We've been here before, of course. I remember when we had large numbers of textile workers in Canada. My wife comes from the Eastern Townships, and textile mills were a mainstay of life there, along with agriculture. Now the textile mills are gone, and the family farms have been consolidated into agribusinesses employing a small fraction of what they used to employ (oh, and lots of low-paid temporary foreign workers).
The young people moved and retrained. The old people took early retirement. It wasn't easy for either group. But the changes were necessary. Taxation had a role, but it was a relatively minor one.

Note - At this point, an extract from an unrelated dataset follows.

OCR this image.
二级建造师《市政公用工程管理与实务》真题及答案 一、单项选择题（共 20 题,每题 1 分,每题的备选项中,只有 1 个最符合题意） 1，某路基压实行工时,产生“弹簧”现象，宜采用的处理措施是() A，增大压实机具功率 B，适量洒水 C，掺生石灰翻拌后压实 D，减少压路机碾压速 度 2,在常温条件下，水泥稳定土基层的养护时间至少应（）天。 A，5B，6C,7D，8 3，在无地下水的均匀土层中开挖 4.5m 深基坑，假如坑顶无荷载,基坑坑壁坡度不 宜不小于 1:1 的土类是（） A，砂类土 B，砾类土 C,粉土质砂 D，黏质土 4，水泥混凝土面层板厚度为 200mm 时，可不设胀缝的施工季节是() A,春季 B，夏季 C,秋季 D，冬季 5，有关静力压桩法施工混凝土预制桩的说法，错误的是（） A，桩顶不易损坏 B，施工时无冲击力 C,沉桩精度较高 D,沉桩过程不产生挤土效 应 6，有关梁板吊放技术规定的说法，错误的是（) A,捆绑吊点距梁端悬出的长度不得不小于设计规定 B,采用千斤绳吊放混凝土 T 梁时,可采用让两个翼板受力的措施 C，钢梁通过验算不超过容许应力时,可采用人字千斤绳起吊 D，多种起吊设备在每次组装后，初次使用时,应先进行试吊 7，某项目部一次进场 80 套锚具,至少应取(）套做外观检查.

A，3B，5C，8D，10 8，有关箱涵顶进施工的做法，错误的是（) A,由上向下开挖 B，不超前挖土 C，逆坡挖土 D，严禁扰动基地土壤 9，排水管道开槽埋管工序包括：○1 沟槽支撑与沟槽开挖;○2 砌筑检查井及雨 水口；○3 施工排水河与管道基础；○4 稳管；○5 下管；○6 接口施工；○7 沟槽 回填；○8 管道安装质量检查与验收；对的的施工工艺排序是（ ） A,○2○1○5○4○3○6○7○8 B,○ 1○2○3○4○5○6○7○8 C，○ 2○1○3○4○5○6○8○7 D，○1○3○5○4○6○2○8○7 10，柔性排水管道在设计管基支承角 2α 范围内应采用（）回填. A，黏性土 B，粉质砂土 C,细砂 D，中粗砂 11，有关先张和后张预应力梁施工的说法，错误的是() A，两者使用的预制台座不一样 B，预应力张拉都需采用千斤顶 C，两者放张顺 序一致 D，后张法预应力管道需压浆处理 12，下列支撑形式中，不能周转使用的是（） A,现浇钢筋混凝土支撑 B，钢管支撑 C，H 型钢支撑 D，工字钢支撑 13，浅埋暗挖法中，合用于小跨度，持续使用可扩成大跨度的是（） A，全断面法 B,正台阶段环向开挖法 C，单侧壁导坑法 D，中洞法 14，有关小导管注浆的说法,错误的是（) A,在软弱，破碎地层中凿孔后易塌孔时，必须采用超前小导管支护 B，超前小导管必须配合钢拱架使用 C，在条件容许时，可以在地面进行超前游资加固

Do academic theories explain at what level of taxation we move past low skill job losses and onto people who "matter" economically ? Because if we extrapolate upwards to higher and higher levels of taxation, it implies that if we can be taxed out of our jobs, they mustn't matter.
To economists, everyone "matters". But again, we are facing much stronger forces than taxation when it comes to the creation and destruction of jobs. Right now, the big threat is automation. Smaller but still significant threats are an inadequate education system, minimum wage laws and other (misguided) attempts at social justice, unproductive government spending that sucks resources out of productive uses in our economy, and counterproductive and anticompetitive regulation. Once we have made progress on those, I'll get right on to the case for lighter taxation.
How about farmers.
Dairy and poultry farmers are high on my public enemies list. They have corrupted governments and harmed us all.
Finally, is it economically sound to force the good engineers, CEOs and lawyers of the world to spend their productive time shoveling their own driveways, cutting their own grass and baking their own bread ?
A good point. But I suspect that high minimum wages are an even bigger contributor than high tax rates.